AS Kaji Kirim 10 ribu Pasukan ke Timur Tengah, Gertak Iran?

- Pentagon tengah menilai rencana pengiriman hingga 10 ribu pasukan tambahan ke Timur Tengah untuk memperkuat operasi militer AS di kawasan yang sudah menampung sekitar 7 ribu personel.
- Lokasi penempatan belum final, namun area dekat jangkauan Iran seperti Pulau Kharg dan Selat Hormuz menjadi opsi strategis guna mengamankan jalur minyak serta fasilitas sensitif.
- Gedung Putih menegaskan keputusan akhir ada di Pentagon, sementara Trump memberi peringatan keras kepada Iran terkait kesepakatan damai dan menyebut penundaan serangan masih berlangsung.
Jakarta, IDN Times – Pentagon sedang mengevaluasi rencana pengiriman hingga 10 ribu personel darat tambahan ke kawasan Timur Tengah, sebagaimana dilaporkan The Wall Street Journal. Opsi ini mencakup pengerahan unit infanteri beserta kendaraan lapis baja guna memperluas pilihan operasi militer bagi Presiden Amerika Serikat (AS) Donald Trump.
Jika disetujui, kekuatan baru tersebut akan memperkuat kehadiran militer yang telah ada. Saat ini, sekitar 5 ribu Marinir dan pelaut serta 2 ribu prajurit dari Divisi Airborne ke-82 Angkatan Darat sudah lebih dulu ditempatkan di kawasan itu.
1. Di mana pasukan ini kemungkinan ditempatkan?
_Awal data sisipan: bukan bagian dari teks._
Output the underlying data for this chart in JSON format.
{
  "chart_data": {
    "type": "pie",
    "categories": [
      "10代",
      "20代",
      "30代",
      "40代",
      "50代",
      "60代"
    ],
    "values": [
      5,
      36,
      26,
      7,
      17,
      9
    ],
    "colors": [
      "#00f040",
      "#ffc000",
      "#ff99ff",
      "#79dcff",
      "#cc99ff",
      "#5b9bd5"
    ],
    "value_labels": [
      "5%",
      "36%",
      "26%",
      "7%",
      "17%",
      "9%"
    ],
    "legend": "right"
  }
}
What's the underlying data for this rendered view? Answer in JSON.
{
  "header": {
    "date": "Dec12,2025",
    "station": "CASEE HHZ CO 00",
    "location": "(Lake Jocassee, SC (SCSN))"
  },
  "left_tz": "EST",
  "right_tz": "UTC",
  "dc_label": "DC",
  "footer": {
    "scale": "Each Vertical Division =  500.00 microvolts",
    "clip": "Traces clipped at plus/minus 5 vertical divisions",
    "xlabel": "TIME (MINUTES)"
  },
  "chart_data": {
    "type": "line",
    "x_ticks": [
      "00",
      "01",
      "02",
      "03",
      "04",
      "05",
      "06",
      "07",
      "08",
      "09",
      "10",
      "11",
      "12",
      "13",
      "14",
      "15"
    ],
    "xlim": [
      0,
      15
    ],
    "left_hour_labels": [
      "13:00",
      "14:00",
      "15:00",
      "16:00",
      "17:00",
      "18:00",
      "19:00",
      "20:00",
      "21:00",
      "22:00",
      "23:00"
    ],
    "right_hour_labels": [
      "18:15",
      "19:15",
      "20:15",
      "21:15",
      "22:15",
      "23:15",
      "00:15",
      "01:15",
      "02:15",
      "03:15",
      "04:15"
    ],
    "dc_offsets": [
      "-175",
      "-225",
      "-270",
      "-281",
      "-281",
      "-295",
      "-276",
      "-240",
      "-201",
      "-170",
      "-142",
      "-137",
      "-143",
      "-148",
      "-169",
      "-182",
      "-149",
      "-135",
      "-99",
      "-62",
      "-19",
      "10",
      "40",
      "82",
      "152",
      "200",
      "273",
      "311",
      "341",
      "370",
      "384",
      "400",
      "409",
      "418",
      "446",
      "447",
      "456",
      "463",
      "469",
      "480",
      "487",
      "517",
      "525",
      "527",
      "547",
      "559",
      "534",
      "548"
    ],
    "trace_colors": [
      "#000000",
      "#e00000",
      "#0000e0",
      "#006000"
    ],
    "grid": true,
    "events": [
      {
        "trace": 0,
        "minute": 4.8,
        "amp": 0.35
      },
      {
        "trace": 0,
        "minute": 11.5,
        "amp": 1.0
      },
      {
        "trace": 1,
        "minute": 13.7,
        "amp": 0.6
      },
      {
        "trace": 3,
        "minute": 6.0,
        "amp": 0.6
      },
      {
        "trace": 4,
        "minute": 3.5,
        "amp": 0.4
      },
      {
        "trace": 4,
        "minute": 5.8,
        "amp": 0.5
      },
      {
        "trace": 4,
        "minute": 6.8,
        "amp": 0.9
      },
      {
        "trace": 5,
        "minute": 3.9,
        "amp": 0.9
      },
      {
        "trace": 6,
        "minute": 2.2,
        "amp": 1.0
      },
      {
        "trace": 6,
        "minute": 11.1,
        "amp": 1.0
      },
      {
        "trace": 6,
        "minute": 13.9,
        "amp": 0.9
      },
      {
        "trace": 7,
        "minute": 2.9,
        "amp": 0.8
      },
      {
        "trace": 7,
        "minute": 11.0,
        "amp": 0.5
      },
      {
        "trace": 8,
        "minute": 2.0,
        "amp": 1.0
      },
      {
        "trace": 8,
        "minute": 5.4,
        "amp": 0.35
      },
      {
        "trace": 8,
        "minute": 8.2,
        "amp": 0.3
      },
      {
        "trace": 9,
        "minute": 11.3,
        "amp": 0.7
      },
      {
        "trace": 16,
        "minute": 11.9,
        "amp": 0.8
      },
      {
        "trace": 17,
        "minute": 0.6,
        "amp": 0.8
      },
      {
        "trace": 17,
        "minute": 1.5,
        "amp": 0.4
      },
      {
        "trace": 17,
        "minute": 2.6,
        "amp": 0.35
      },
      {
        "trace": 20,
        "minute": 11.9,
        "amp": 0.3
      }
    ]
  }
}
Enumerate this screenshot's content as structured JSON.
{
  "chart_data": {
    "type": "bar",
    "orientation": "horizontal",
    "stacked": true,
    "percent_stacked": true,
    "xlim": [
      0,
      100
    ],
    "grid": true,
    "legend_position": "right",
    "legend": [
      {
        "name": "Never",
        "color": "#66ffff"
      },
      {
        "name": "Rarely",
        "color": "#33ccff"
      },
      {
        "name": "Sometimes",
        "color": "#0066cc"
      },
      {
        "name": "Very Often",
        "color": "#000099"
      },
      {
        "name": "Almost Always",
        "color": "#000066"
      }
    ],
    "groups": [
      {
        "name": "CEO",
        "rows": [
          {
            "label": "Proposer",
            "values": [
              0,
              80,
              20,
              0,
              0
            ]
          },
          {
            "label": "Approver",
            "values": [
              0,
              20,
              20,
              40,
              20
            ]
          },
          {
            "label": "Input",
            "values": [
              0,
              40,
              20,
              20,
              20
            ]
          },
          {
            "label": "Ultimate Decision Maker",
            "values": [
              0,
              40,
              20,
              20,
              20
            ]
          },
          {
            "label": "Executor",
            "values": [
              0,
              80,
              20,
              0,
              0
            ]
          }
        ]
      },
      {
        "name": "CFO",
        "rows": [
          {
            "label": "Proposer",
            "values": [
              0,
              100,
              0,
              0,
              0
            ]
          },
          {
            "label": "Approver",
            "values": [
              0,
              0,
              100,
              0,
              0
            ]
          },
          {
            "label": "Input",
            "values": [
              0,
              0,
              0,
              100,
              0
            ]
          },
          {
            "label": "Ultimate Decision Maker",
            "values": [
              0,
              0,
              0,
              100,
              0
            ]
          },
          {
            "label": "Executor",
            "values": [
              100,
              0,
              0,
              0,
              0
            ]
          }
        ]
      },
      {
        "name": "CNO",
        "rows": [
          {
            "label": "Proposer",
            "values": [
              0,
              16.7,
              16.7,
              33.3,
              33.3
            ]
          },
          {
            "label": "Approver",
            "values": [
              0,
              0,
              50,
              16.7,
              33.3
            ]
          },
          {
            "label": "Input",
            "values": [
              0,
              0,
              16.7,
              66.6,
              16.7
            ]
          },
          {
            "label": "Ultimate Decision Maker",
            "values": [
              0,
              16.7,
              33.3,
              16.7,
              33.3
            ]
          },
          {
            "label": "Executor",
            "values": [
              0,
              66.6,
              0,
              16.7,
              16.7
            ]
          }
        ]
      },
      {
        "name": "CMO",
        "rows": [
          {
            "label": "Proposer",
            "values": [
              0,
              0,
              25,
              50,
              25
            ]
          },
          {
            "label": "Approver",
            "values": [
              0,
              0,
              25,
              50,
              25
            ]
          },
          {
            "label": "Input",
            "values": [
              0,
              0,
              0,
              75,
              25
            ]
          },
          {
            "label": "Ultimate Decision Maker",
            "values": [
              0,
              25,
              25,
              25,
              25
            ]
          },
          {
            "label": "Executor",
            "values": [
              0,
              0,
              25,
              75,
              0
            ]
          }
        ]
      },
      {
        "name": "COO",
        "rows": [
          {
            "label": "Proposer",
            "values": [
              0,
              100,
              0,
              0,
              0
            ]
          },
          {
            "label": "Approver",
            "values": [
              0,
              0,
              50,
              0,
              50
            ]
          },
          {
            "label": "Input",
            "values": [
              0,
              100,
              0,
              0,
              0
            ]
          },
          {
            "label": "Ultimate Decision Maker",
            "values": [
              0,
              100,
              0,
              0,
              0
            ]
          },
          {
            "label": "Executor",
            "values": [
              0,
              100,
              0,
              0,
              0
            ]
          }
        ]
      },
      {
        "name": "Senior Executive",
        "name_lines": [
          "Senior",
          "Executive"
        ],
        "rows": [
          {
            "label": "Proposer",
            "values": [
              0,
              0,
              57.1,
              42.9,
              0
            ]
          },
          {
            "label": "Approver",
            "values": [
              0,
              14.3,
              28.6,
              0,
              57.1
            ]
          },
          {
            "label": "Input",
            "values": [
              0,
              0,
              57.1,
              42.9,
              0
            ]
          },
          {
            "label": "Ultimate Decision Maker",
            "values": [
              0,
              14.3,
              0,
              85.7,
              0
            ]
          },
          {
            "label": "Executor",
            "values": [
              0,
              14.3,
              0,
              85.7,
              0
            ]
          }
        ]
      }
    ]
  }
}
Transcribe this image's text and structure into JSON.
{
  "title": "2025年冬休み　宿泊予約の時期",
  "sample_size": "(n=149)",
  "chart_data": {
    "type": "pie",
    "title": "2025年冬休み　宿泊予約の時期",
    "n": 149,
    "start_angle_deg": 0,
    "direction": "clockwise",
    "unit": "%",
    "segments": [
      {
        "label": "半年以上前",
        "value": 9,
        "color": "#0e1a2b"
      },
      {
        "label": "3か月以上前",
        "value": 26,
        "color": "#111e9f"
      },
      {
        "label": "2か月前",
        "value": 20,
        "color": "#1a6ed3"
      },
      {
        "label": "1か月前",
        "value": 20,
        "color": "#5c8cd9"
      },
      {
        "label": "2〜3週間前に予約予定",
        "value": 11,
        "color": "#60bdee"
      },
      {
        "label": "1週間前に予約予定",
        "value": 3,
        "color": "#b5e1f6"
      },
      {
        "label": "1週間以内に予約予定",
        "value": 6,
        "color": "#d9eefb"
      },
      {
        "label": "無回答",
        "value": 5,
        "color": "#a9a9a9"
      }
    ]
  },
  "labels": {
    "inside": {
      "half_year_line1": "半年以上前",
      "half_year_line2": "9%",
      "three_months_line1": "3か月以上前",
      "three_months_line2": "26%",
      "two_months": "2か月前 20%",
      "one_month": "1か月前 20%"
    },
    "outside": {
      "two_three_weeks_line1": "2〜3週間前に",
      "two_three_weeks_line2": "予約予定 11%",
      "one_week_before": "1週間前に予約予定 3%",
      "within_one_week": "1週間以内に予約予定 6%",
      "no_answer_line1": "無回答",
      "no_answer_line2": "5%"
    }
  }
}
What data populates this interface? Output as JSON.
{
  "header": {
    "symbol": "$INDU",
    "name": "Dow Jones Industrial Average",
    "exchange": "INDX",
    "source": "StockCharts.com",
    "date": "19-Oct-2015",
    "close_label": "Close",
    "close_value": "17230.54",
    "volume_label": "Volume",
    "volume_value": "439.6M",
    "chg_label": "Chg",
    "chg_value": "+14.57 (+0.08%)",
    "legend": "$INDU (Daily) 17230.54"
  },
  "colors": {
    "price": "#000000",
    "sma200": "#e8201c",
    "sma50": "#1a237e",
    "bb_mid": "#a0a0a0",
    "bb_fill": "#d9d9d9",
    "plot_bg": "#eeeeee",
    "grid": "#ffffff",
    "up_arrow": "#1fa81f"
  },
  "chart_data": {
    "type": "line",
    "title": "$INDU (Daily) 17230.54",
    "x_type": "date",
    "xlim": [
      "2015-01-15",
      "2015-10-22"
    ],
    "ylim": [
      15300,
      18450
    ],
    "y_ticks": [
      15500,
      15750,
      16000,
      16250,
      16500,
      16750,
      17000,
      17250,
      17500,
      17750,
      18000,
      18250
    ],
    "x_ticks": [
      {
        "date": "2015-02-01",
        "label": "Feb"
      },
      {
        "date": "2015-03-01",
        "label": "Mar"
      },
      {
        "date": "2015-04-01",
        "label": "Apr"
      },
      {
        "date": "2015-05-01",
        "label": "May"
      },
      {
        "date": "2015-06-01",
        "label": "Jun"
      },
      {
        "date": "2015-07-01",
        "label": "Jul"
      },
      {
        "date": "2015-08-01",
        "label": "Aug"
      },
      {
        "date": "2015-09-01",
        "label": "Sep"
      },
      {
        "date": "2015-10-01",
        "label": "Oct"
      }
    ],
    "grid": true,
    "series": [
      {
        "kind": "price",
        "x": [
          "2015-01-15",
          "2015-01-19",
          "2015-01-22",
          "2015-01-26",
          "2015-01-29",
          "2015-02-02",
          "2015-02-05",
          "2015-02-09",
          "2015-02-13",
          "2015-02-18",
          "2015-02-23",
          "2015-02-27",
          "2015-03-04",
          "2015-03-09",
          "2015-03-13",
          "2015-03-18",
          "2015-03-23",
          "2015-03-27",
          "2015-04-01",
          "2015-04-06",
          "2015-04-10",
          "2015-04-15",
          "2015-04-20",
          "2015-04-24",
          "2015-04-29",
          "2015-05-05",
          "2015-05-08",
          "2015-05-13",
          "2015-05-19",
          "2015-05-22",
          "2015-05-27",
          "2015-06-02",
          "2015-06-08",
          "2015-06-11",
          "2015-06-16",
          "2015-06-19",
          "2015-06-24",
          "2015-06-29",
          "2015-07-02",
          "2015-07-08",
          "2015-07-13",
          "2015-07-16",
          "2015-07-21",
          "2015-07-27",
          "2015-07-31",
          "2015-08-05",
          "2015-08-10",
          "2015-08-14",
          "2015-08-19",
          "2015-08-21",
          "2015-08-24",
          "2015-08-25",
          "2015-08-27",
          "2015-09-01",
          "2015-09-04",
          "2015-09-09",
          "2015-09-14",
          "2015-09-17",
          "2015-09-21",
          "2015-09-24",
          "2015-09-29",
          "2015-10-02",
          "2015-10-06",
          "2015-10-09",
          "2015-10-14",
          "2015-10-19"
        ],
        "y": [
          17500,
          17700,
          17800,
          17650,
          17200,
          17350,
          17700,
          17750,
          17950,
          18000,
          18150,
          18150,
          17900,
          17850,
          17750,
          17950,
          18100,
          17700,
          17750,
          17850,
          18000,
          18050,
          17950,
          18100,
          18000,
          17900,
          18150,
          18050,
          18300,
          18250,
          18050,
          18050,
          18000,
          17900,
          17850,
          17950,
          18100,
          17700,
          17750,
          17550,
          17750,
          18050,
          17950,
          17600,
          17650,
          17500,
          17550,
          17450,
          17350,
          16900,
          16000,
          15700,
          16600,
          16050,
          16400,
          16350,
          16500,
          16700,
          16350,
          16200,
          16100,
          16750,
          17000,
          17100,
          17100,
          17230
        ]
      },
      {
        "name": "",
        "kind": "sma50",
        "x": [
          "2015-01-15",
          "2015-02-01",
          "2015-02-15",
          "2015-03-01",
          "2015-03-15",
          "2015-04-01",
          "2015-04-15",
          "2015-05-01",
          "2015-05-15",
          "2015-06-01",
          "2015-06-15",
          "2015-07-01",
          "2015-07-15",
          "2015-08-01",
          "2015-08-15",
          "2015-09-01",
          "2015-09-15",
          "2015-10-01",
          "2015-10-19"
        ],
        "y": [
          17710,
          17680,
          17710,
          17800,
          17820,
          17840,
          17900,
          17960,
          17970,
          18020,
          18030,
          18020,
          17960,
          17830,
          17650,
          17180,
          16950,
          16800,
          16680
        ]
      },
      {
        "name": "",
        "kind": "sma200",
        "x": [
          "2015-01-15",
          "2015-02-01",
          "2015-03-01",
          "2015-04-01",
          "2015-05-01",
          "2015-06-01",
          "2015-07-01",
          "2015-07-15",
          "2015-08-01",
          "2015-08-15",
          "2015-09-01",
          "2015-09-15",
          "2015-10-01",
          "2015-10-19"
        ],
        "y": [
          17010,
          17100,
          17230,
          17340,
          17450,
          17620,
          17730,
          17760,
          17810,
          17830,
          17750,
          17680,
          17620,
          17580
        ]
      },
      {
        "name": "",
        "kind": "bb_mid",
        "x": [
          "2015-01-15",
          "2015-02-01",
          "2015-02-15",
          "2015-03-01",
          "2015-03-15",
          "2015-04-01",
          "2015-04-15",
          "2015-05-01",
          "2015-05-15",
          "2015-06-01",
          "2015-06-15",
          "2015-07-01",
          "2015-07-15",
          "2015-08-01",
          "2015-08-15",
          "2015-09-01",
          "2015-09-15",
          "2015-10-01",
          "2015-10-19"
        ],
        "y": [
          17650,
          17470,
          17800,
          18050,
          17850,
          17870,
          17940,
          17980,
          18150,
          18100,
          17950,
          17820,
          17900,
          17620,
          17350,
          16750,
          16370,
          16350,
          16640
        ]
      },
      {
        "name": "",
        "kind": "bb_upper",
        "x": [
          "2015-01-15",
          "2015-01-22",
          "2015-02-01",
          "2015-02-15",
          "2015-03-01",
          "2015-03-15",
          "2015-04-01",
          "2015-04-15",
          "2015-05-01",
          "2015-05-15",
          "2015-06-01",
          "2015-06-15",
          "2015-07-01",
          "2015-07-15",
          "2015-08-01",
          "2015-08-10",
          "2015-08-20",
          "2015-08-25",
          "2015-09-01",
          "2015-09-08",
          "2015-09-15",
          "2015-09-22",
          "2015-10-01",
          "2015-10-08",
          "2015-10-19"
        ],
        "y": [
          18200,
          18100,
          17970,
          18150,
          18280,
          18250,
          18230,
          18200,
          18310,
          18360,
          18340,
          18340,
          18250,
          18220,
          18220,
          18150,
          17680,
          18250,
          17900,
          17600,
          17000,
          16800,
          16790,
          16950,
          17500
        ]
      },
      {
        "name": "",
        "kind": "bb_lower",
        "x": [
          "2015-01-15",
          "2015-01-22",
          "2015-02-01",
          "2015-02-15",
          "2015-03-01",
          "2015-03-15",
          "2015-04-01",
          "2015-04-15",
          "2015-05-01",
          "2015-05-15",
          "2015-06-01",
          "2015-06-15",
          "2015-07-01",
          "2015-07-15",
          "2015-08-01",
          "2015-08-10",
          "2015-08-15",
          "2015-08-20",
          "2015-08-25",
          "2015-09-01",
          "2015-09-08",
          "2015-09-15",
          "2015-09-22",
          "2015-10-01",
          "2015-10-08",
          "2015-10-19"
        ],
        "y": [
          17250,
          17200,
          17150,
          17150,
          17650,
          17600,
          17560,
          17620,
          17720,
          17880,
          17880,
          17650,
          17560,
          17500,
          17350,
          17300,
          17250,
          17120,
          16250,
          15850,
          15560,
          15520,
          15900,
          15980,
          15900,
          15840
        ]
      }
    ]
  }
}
Lokasi penempatan tambahan pasukan belum ditentukan secara final. Namun, laporan menyebutkan area yang berada dalam jangkauan serangan Iran menjadi salah satu opsi, termasuk wilayah sekitar Pulau Kharg yang berperan penting dalam ekspor minyak negara tersebut.
Selain itu, pemerintahan Trump juga mengkaji kemungkinan penggunaan pasukan darat untuk mengamankan Selat Hormuz dan Pulau Kharg. Pembahasan lain mencakup upaya perlindungan terhadap cadangan uranium Iran dengan tingkat pengayaan tinggi.
2. Gedung Putih menyatakan keputusan berada di tangan Pentagon

Deputi Sekretaris Pers Gedung Putih Anna Kelly menyampaikan bahwa keputusan resmi mengenai penempatan pasukan akan diumumkan oleh Departemen Perang AS. Pernyataan tersebut menunjukkan bahwa opsi militer tetap tersedia dalam merespons dinamika yang berkembang.
“Seperti yang telah kami katakan, Presiden Trump selalu memiliki semua opsi militer di tangannya,” kata Kelly, dikutip Anadolu Agency.
Di sisi lain, Trump berulang kali mengungkapkan keinginannya untuk membuka Selat Hormuz, baik bersama sekutu maupun melalui langkah mandiri oleh AS.
3. Gedung Putih memberikan peringatan keras kepada Iran

Sekretaris Pers Gedung Putih, Karoline Leavitt, menyampaikan peringatan terkait konsekuensi jika Iran menolak kesepakatan. Ia menegaskan bahwa sikap Trump bukan sekadar ancaman serta menilai Iran tak boleh kembali melakukan kesalahan perhitungan.
“Presiden Trump tidak menggertak dan dia siap untuk melepaskan neraka,” katanya, dikutip dari New York Post.
Sementara itu, Iran masih menunjukkan sikap permusuhan terhadap proposal damai 15 poin yang diajukan AS melalui Pakistan. Di saat yang sama, juru bicara Komando Pusat AS (CENTCOM) memilih tak berkomentar, dan Pentagon juga belum memberikan tanggapan resmi.
Dilansir Jerusalem Post, Trump melalui Truth Social menyebut AS menunda serangan terhadap fasilitas energi Iran selama sepuluh hari atas permintaan Teheran. Penundaan tersebut dijadwalkan berakhir pada pukul 20.00 waktu Timur Standar, 6 April 2026, dan ia menyatakan bahwa pembicaraan dengan Iran berlangsung sangat baik.